For some time Frank Douglas has made the argument that a key source of innovation in biomedical areas is to create products that shift practice from the hands of experts into those of typical users. We see this in, say, social media, where cameras and recording technology are now so well engineered that non-experts can produce what once was expert work. The algorithms, design, and build quality are there to do what high-end equipment and expensive technicians once did. Same can go for many sorts of therapeutic compounds. Some once were prescription but then become available “over the counter.” Why is that? Typically, it’s because the company that has marketed the drug via prescription and finds that the prescription writing has become a bottleneck that limits sales growth. The FDA, for instance, has never successfully led an effort to move an approved drug from prescription to over-the-counter.
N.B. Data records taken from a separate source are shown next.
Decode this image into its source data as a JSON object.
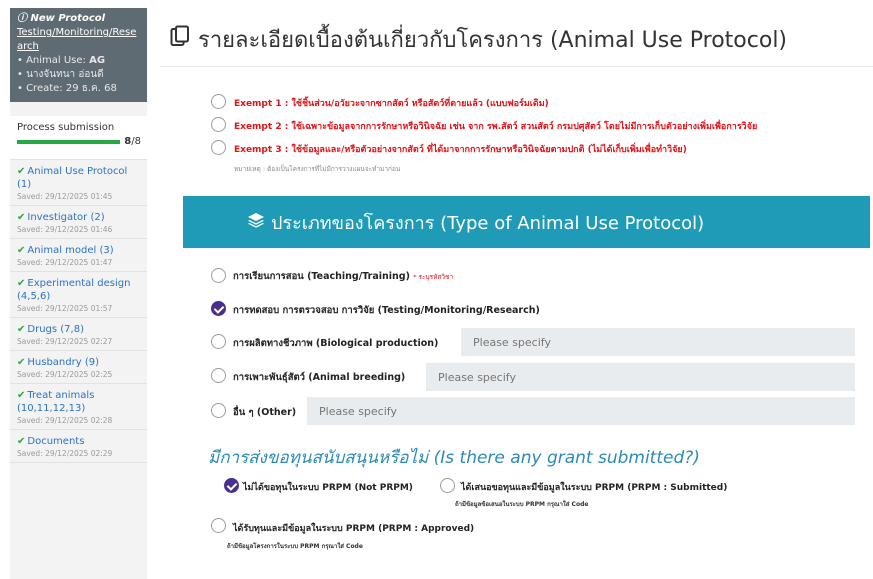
{
  "sidebar": {
    "protocol_title": "New Protocol",
    "protocol_type": "Testing/Monitoring/Research",
    "animal_use_label": "Animal Use:",
    "animal_use_value": "AG",
    "owner": "นางจันทนา อ่อนดี",
    "create": "Create: 29 ธ.ค. 68",
    "process_label": "Process submission",
    "process_done": "8",
    "process_total": "/8",
    "process_fraction": 1.0,
    "steps": [
      {
        "label": "Animal Use Protocol (1)",
        "saved": "Saved: 29/12/2025 01:45"
      },
      {
        "label": "Investigator (2)",
        "saved": "Saved: 29/12/2025 01:46"
      },
      {
        "label": "Animal model (3)",
        "saved": "Saved: 29/12/2025 01:47"
      },
      {
        "label": "Experimental design (4,5,6)",
        "saved": "Saved: 29/12/2025 01:57"
      },
      {
        "label": "Drugs (7,8)",
        "saved": "Saved: 29/12/2025 02:27"
      },
      {
        "label": "Husbandry (9)",
        "saved": "Saved: 29/12/2025 02:25"
      },
      {
        "label": "Treat animals (10,11,12,13)",
        "saved": "Saved: 29/12/2025 02:28"
      },
      {
        "label": "Documents",
        "saved": "Saved: 29/12/2025 02:29"
      }
    ]
  },
  "header": {
    "title": "รายละเอียดเบื้องต้นเกี่ยวกับโครงการ (Animal Use Protocol)"
  },
  "exempt": {
    "items": [
      "Exempt 1 : ใช้ชิ้นส่วน/อวัยวะจากซากสัตว์ หรือสัตว์ที่ตายแล้ว (แบบฟอร์มเดิม)",
      "Exempt 2 : ใช้เฉพาะข้อมูลจากการรักษาหรือวินิจฉัย เช่น จาก รพ.สัตว์ สวนสัตว์ กรมปศุสัตว์ โดยไม่มีการเก็บตัวอย่างเพิ่มเพื่อการวิจัย",
      "Exempt 3 : ใช้ข้อมูลและ/หรือตัวอย่างจากสัตว์ ที่ได้มาจากการรักษาหรือวินิจฉัยตามปกติ (ไม่ได้เก็บเพิ่มเพื่อทำวิจัย)"
    ],
    "note": "หมายเหตุ : ต้องเป็นโครงการที่ไม่มีการวางแผนจะทำมาก่อน"
  },
  "type_section": {
    "title": "ประเภทของโครงการ (Type of Animal Use Protocol)",
    "options": [
      {
        "label": "การเรียนการสอน (Teaching/Training)",
        "required": "* ระบุรหัสวิชา",
        "checked": false
      },
      {
        "label": "การทดสอบ การตรวจสอบ การวิจัย (Testing/Monitoring/Research)",
        "checked": true
      },
      {
        "label": "การผลิตทางชีวภาพ (Biological production)",
        "placeholder": "Please specify",
        "checked": false
      },
      {
        "label": "การเพาะพันธุ์สัตว์ (Animal breeding)",
        "placeholder": "Please specify",
        "checked": false
      },
      {
        "label": "อื่น ๆ (Other)",
        "placeholder": "Please specify",
        "checked": false
      }
    ]
  },
  "grant": {
    "title": "มีการส่งขอทุนสนับสนุนหรือไม่ (Is there any grant submitted?)",
    "options": [
      {
        "label": "ไม่ได้ขอทุนในระบบ PRPM (Not PRPM)",
        "checked": true
      },
      {
        "label": "ได้เสนอขอทุนและมีข้อมูลในระบบ PRPM (PRPM : Submitted)",
        "note": "ถ้ามีข้อมูลข้อเสนอในระบบ PRPM กรุณาใส่ Code",
        "checked": false
      },
      {
        "label": "ได้รับทุนและมีข้อมูลในระบบ PRPM (PRPM : Approved)",
        "note": "ถ้ามีข้อมูลโครงการในระบบ PRPM กรุณาใส่ Code",
        "checked": false
      }
    ]
  },
  "colors": {
    "sidebar_header": "#5f6b73",
    "accent_teal": "#1f9bb8",
    "link_blue": "#2c72c7",
    "success_green": "#28a745",
    "exempt_red": "#e0141a",
    "radio_checked": "#4a2f8f"
  },
  "icons": {
    "header": "clipboard-icon",
    "type_section": "layers-icon",
    "protocol": "info-circle-icon",
    "step": "check-icon"
  }
}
Douglas’s argument is that one can design biomedical products so that they can be used directly by consumers, without going through the hands of professional experts as a gate. Think “over the counter” instead of “prescription”–but think more generally than just biomedical stuff. Issues in the design have to do with safety, efficacy, and training in use. But we have many products that are hazardous, somewhat work, and require substantial training that doesn’t always stick–the automobile, say. One might wonder whether in biomedical work, there is too much attention to the effort to design things so they stay behind a regulatory barrier rather than getting them out as soon as possible for DIY use. A patent is one way to ensure that things stay behind regulatory barriers.
Thus, if one is dealing in inventions on new therapeutic compounds, one has a choice of where to place patents–with companies that derive their profits from widespread direct use or with companies that derive their profits from prescription or expert-mediated use. For a university licensing campaign with an invention funded by the federal government, perhaps this question is more important than the mere fact that something has been licensed–or even that there is a commercial product. If the commercial product could have been over the counter, but instead, because of the choice of licensee, has become prescription, is not that a failure in the licensing program to achieve the widest possible availability?
The problem with university licensing is that almost everything is invisible. The invention is invisible but for claims that define it logically; the patent represents an intangible property right, signified by a piece of paper; the options on licensing represent potential relationships–quick, imagine a relationship. A license contract is an exchange of enforceable promises. Draw a picture of a promise. Thus, as we point out things that aren’t there in a landscape that itself is largely not there, it seems that we are involved in something that’s pointless, quite literally. But it is just here, where stuff that’s possible but disregarded by a prevailing practice offers the potential for innovation, for change. It’s just that those whose livelihoods derive from prevailing practices often have little incentive to want to change.